For so long, I've endured a loveless marriage. Ten years and two kids later, nothing has changed. I was brought up in a family where divorce was just not an option. But, I don't know how much longer I can do this. 

My husband can't stand to be alone in a room with me. He gets nervous around me. After ten years of marriage, I don't feel close to him. We still feel like strangers, sometimes. 

I think I want a divorce, but how do I know I am making the right choice? Are kids better raised by two parents who don't show love towards each other or by single parents who are better as friends?

I lose sleep over this everyday. I feel so guilty because I am supposed to put my children first...


----------



## accept (Dec 1, 2011)

Come on. Whats happened. How did you get into this state.


----------



## SunnyT (Jun 22, 2011)

Divorce is the beginning of a whole new world. Even if you are anti-divorce, the benefits of getting out of such a crappy and depressing life are enormous. It's hard to imagine, I know. 

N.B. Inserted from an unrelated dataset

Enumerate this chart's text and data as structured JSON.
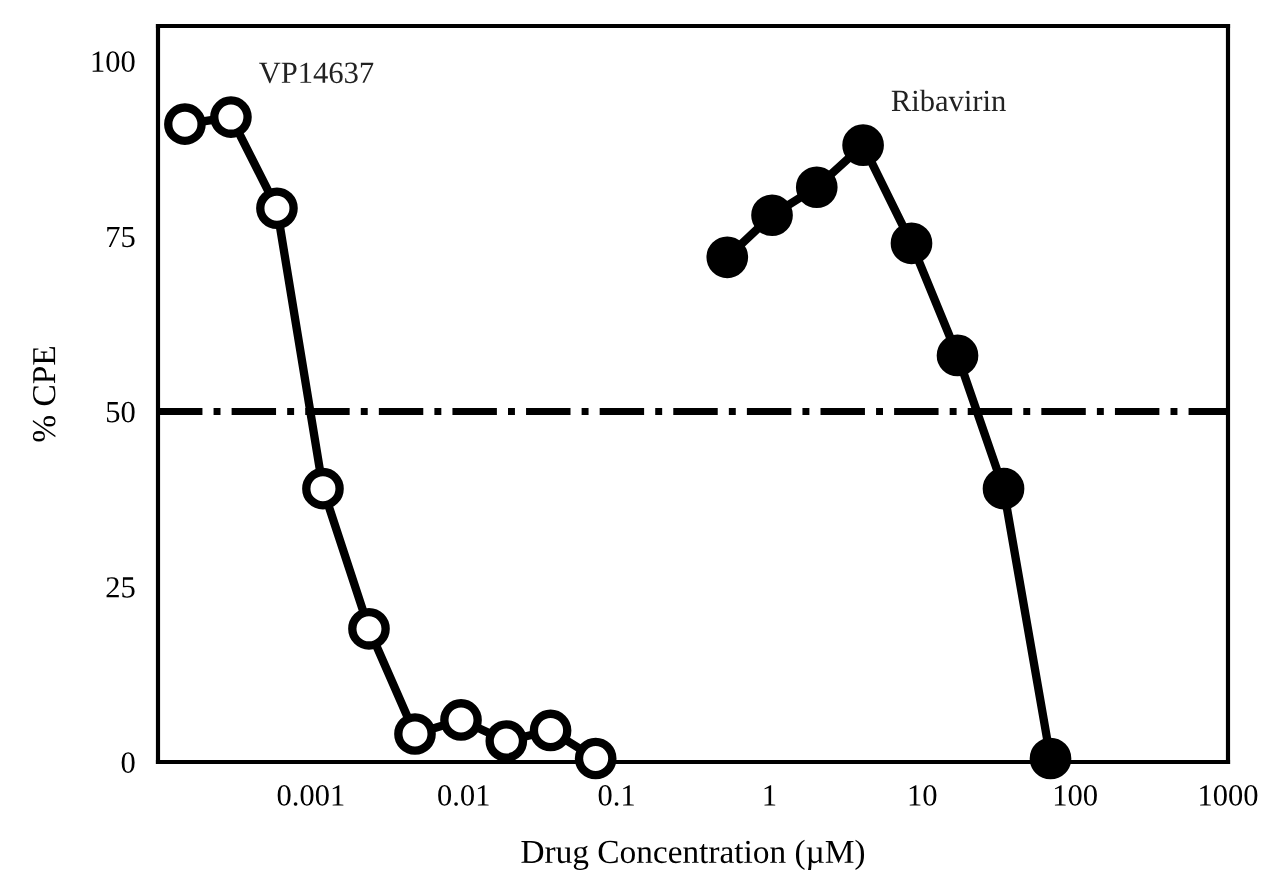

When my ex left (and it wasn't a verbal fighting ground.... just... his stupidity issues) there was a calm over the house. The kids (5) and I didn't say it, but it was like a huge relief. No more walking on egg shells, no more trying to figure out what he meant (he talked in riddles), no more worrying and wondering about every freaking thing. A huge weight was lifted, and the household was pleasent and calm. 

Different people handle the stress of separation differently tho. I think you have to weigh it for yourself, how things will change if you separate/divorce.... the finances, maybe even where you live, the family unit (definitely changes... new dynamics... not all bad tho!), your authority as a single parent, your responsibilities as a single parent,..... there are alot of lifestyle changes depending on the give and take within the current marriage. 

In my marriage, the ex was not involved with the kids at all, bill paying was always a crap shoot, my opinion had no value, etc... So when he left I was already doing all the kid/house stuff, and was free to figure out my own bill paying/finances. To me it was the best thing that he ever... ever... did for me.

I made lists, pros and cons.... I kept a journal to get my frustrations out. I wrote him letters in the journal... I burned it after he left. 

My life now is awesome..... really awesome... better than I ever thought it would be (which is real good coming from an optimist!). Ex's life....????? I have no idea. Not my problem, not my department, not my care.....


----------